Le dilemme des éditeurs cubains est très différent de celui de leurs collègues du reste du monde. Plutôt que de se préoccuper de la manière de vendre leurs titres, leur défi consiste à répondre à la demande croissante d’un lectorat de plus en plus exigeant avec des ouvrages abordables pour tous. Cela rend la relation avec les auteurs plus culturelle qu’économique, ils sont les premiers à protester contre une conception mercantile de l’édition, car plus que de gagner de l’argent, dont ils ont aussi besoin, ils sont intéressés à être lus.

Santiago ALBA : Après m’être excusé de la longueur de mes questions, je terminerai par une question très courte qui nécessitera peut-être une réponse très longue. La lutte anti-impérialiste internationale est indissolublement liée à Cuba, tout comme le sort de la Révolution cubaine est lié au triomphe de cette lutte. Imaginons que nous gagnons, car en imaginant, nous plions aussi la réalité. À votre avis, à quoi ressemblera une culture libérée de l’orthopédie du capitalisme ? Quels livres seront écrits dans une société libérée ? Quels auteurs cubains continueront d’être lus lorsque la Révolution circulera dans nos poumons sans avoir besoin de respiration assistée ?

Iroel SANCHEZ : Le ton prophétique de votre question me fait un peu peur. Je pense qu’il serait mieux de dire ce qui ne sera pas. Constantino Bértolo a préfiguré dans son texte « La edición sin editores o el capitalismo sin capitalistas » (NdT : « L’édition sans éditeurs ou le capitalisme sans capitalistes ») la maison d’édition capitaliste du futur proche et il termine en disant : « L’art prévaudra, l’art de vendre ». C’est décourageant, mais il semble que c’est ce vers quoi ils se dirigent. Je crois, en revanche, que dans une culture sans capitalisme, l’art le plus authentique prévaudra. Je ne sais pas quels livres seront écrits, mais ce ne seront certainement pas ceux dictés par un marché de plus en plus appauvrissant. À Cuba, nous travaillons depuis 45 ans pour cette liberté, pour que l’art prévale.

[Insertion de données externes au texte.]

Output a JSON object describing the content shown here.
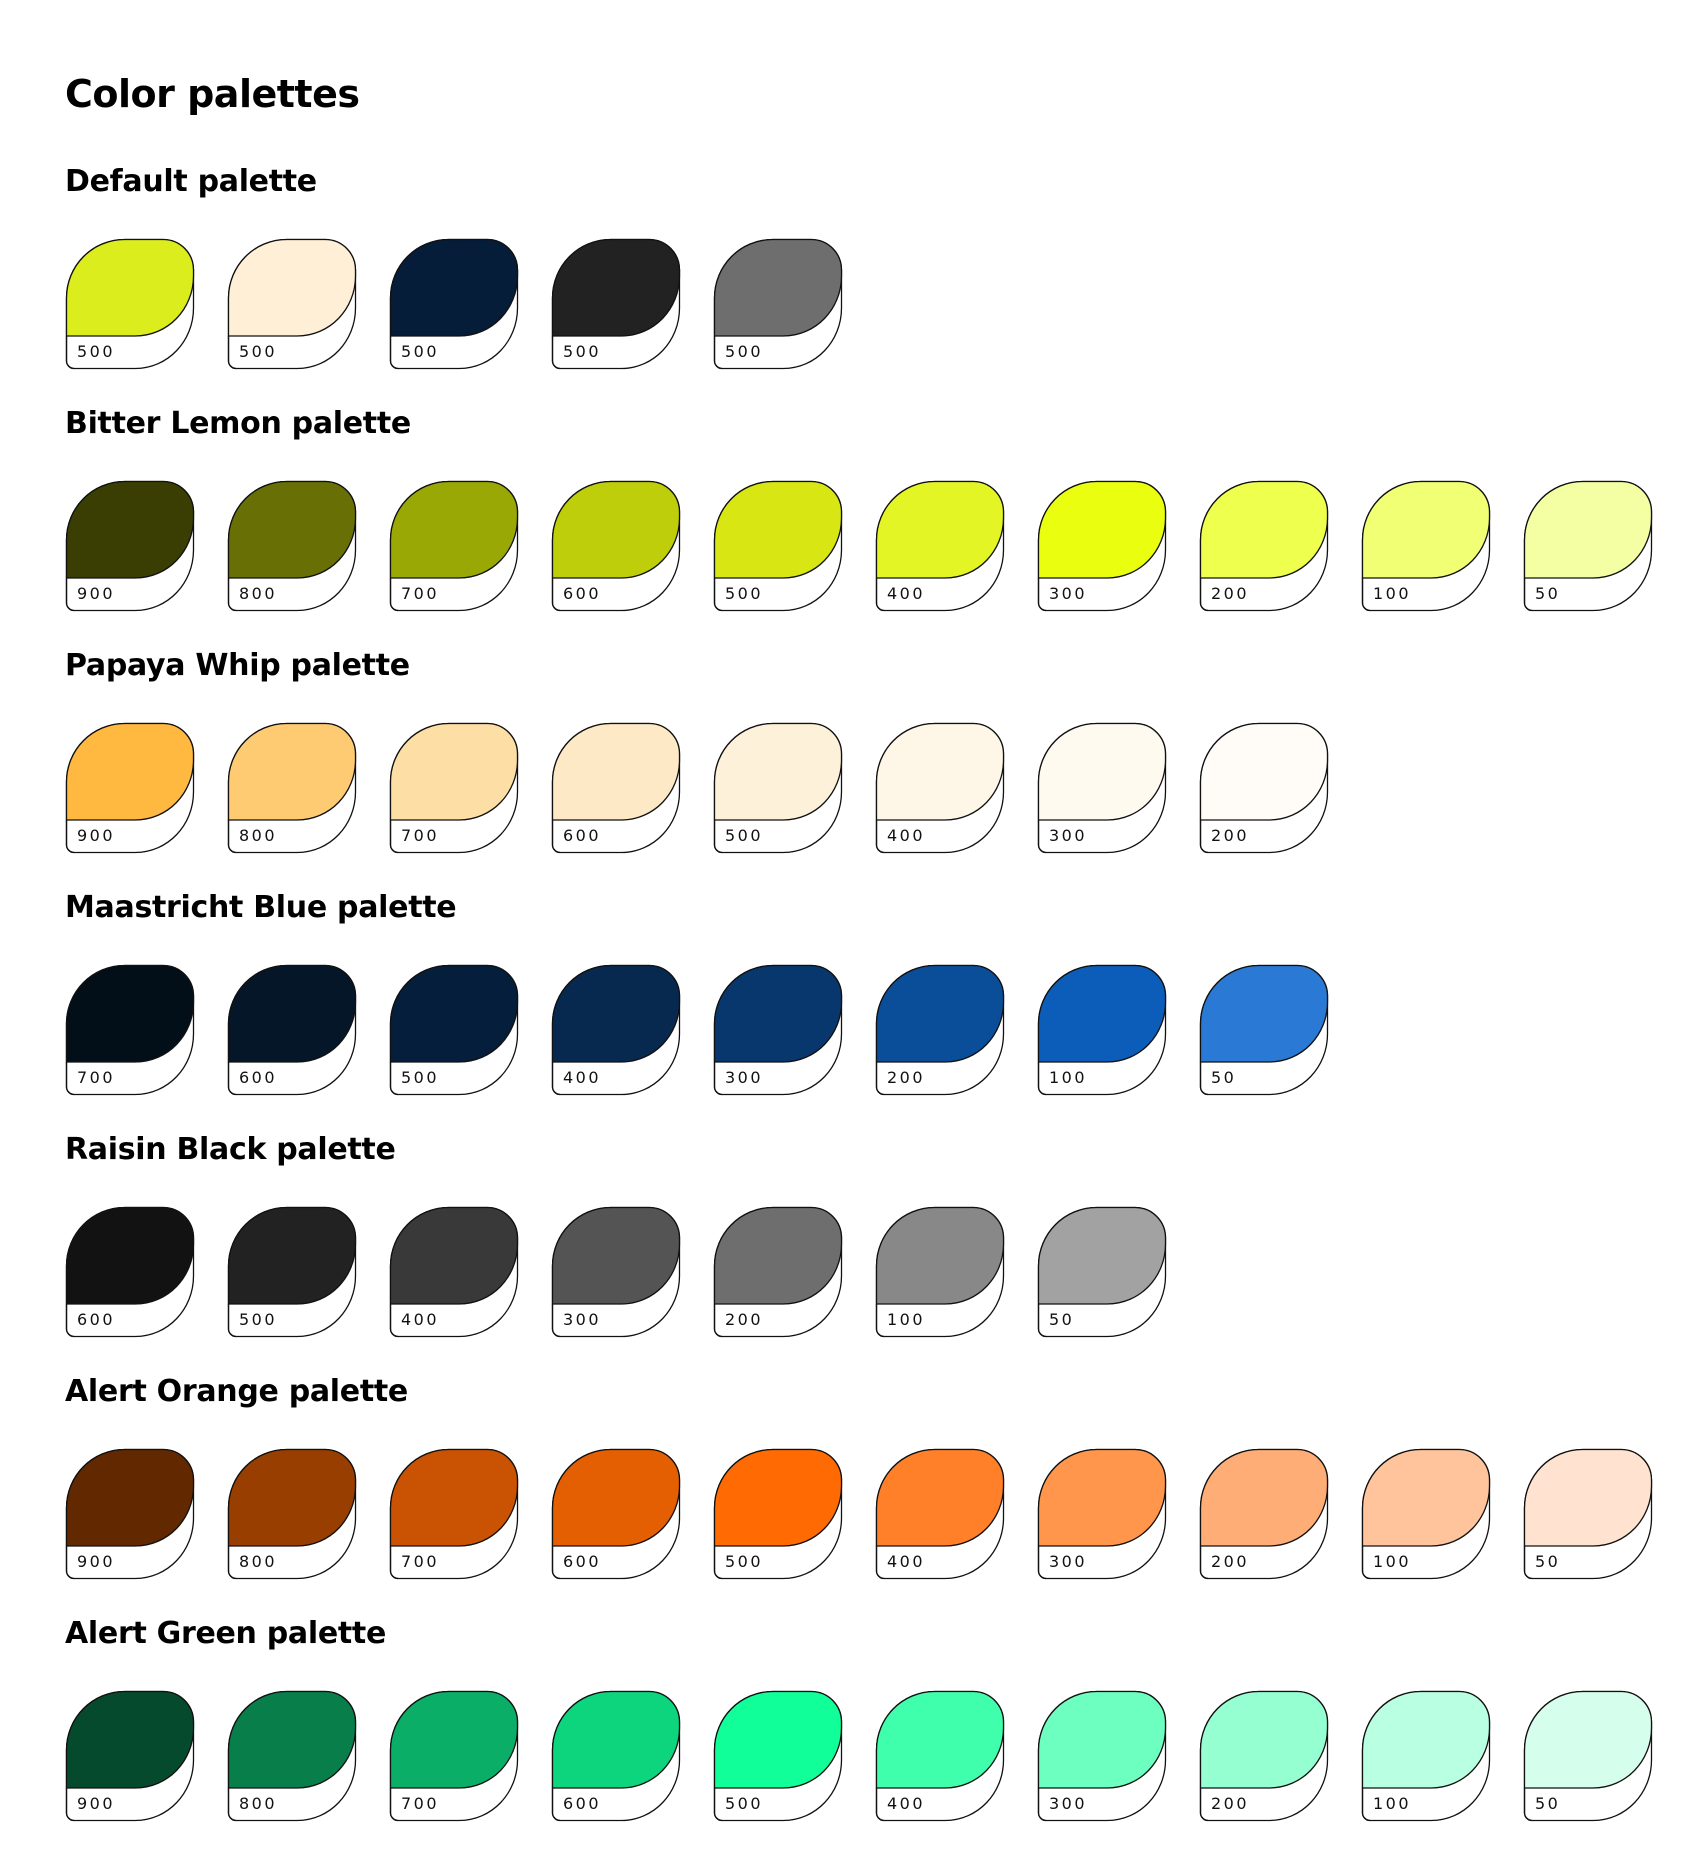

Votre question sur les auteurs cubains me fait penser à Aire frío de Virgilio Piñera, diffusé il y a une semaine à la télévision ; à Paradiso de Lezama Lima et à El siglo de las luces de Carpentier, qui continuent à se vendre édition après édition ; ou à la chorale que je viens d’entendre dans une ville de province, interprétant des poèmes de Nicolás Guillén mis en musique. Aucune de ces œuvres n’a été écrite pour plaire à un transnational ou à une mode. Qu’est-ce qui les unit alors dans l’aujourd’hui et le demain de leur pays et du monde ? Je pense qu’ils ont plongé, avec talent et imagination, non seulement dans la condition de l’être humain, mais spécifiquement dans cet amalgame qu’est le cubain, quelque chose d’essentiel pour comprendre notre résistance et la Révolution elle-même. Peut-être est-ce là le chemin de la transcendance, sachant que toute prophétie risque d’être erratique, surtout lorsqu’il s’agit de ce pari mystérieux qu’est la littérature.

(Interview réalisée le 10 mars 2004 et publiée sur le site Rebelión.org)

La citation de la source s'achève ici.